Eggs for Sale
- Wear, Delese
- Date of entry: Oct-04-2005
The italicized sentence under the title of this New Yorker essay summarizes it well: "Wanted: Highly accomplished young women willing to undergo risky, painful medical procedure for very large sums." Mead traces the phenomenon of women selling their eggs through the experience of Cindy Schiller, a 26-year-old law student who was "donating" her eggs for the third time.

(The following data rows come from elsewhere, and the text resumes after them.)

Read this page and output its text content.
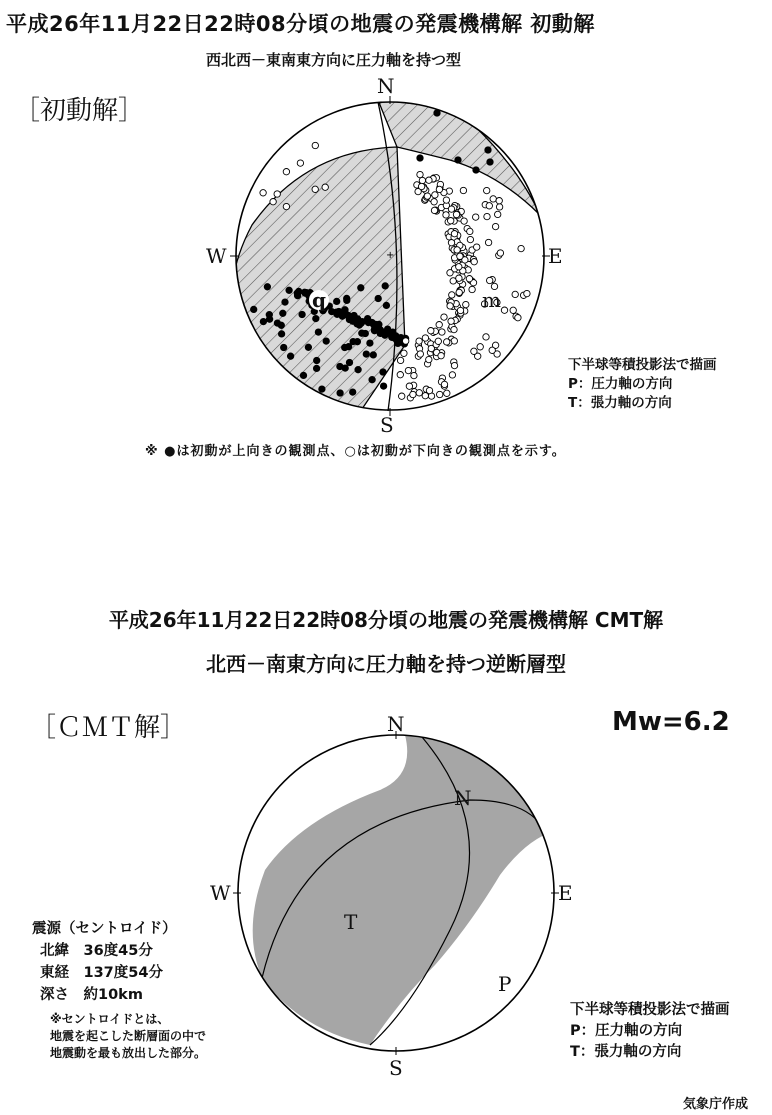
平成26年11月22日22時08分頃の地震の発震機構解 初動解
西北西－東南東方向に圧力軸を持つ型
［初動解］
+
N
E
S
W
q	m
下半球等積投影法で描画
P：圧力軸の方向
T：張力軸の方向
※ ●は初動が上向きの観測点、○は初動が下向きの観測点を示す。
平成26年11月22日22時08分頃の地震の発震機構解 CMT解
北西－南東方向に圧力軸を持つ逆断層型
［ＣＭＴ解］	Mw=6.2
N
E
S
W
N
T
P
震源（セントロイド）
北緯　36度45分
東経　137度54分
深さ　約10km
※セントロイドとは、
地震を起こした断層面の中で
地震動を最も放出した部分。
下半球等積投影法で描画
P：圧力軸の方向
T：張力軸の方向
気象庁作成
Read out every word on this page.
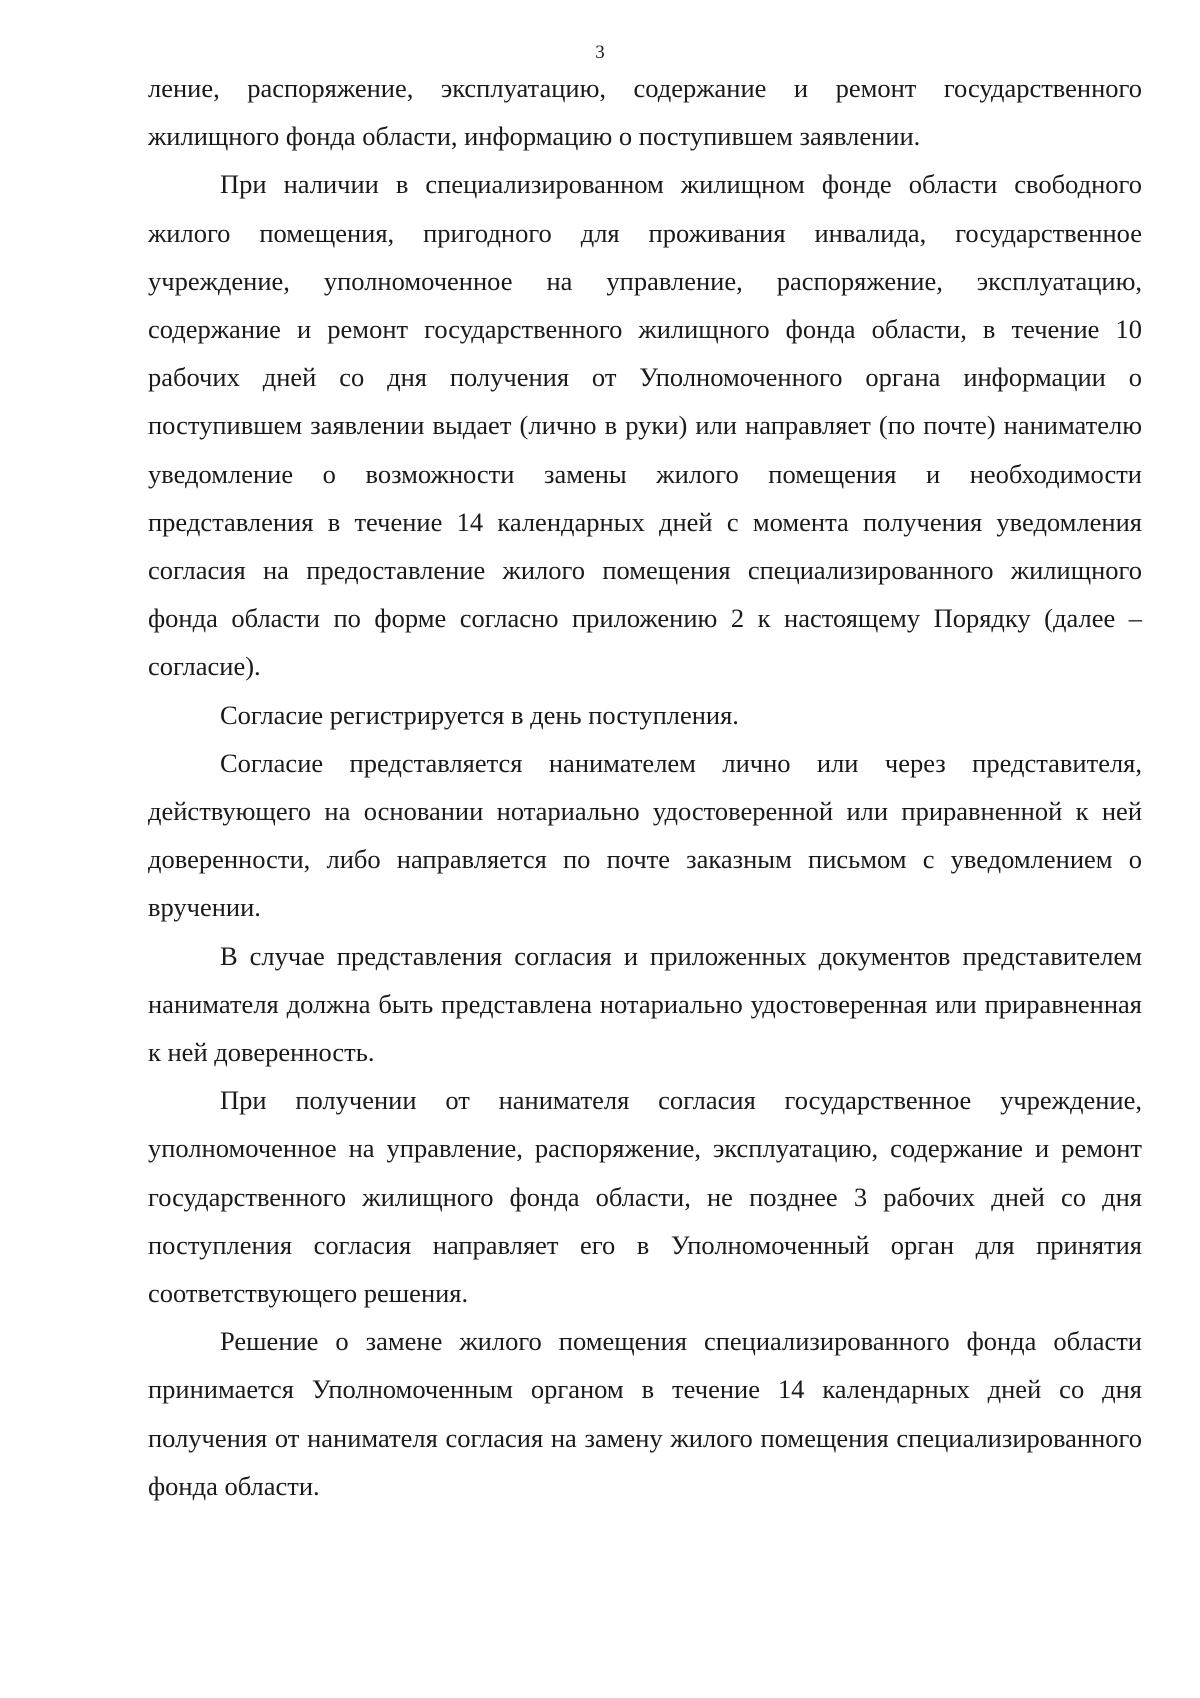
3

ление, распоряжение, эксплуатацию, содержание и ремонт государственного жилищного фонда области, информацию о поступившем заявлении.

При наличии в специализированном жилищном фонде области свободного жилого помещения, пригодного для проживания инвалида, государственное учреждение, уполномоченное на управление, распоряжение, эксплуатацию, содержание и ремонт государственного жилищного фонда области, в течение 10 рабочих дней со дня получения от Уполномоченного органа информации о поступившем заявлении выдает (лично в руки) или направляет (по почте) нанимателю уведомление о возможности замены жилого помещения и необходимости представления в течение 14 календарных дней с момента получения уведомления согласия на предоставление жилого помещения специализированного жилищного фонда области по форме согласно приложению 2 к настоящему Порядку (далее – согласие).

Согласие регистрируется в день поступления.

Согласие представляется нанимателем лично или через представителя, действующего на основании нотариально удостоверенной или приравненной к ней доверенности, либо направляется по почте заказным письмом с уведомлением о вручении.

В случае представления согласия и приложенных документов представителем нанимателя должна быть представлена нотариально удостоверенная или приравненная к ней доверенность.

При получении от нанимателя согласия государственное учреждение, уполномоченное на управление, распоряжение, эксплуатацию, содержание и ремонт государственного жилищного фонда области, не позднее 3 рабочих дней со дня поступления согласия направляет его в Уполномоченный орган для принятия соответствующего решения.

Решение о замене жилого помещения специализированного фонда области принимается Уполномоченным органом в течение 14 календарных дней со дня получения от нанимателя согласия на замену жилого помещения специализированного фонда области.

In addition to Schiller's observations, the article is full of information about the clinical dimensions of egg donation--the donor shuts down her ovaries so that none of her eggs ripen and none of her follicles develop, followed by injections of follicle-stimulating hormones, followed by eggs that are "sucked out, one by one," and whisked away to be fertilized in a petri dish. Most of the article addresses the legal and ethical dimensions of egg donation, the hopes and expectations of those seeking donors, and the new-found marketing strategies of the American fertility industry.
The New Yorker
August 9,1999, pp. 56-65
In this extraordinary essay, Mead manages to pull together the motivation for egg donation from both the donor's and recipients' perspectives ("Schiller donates her eggs because she thinks that it's a worthy thing to do, and because it's a worthy thing to do . . . for which she can be paid in sums that seem handsome"), to its legal/political implications ("America is the only country with a market in eggs"), to its complex ethical dimensions for donors (long-term effects unknown), recipients (shopping for genes), and the larger culture (a marketplace mentality for gametes and genes, accessible primarily to a privileged class). The essay is wonderfully written and provides case after case of the complexities of egg donation, making it a first-rate reading for coursework in women's health, bioethics, cultural studies, or family studies.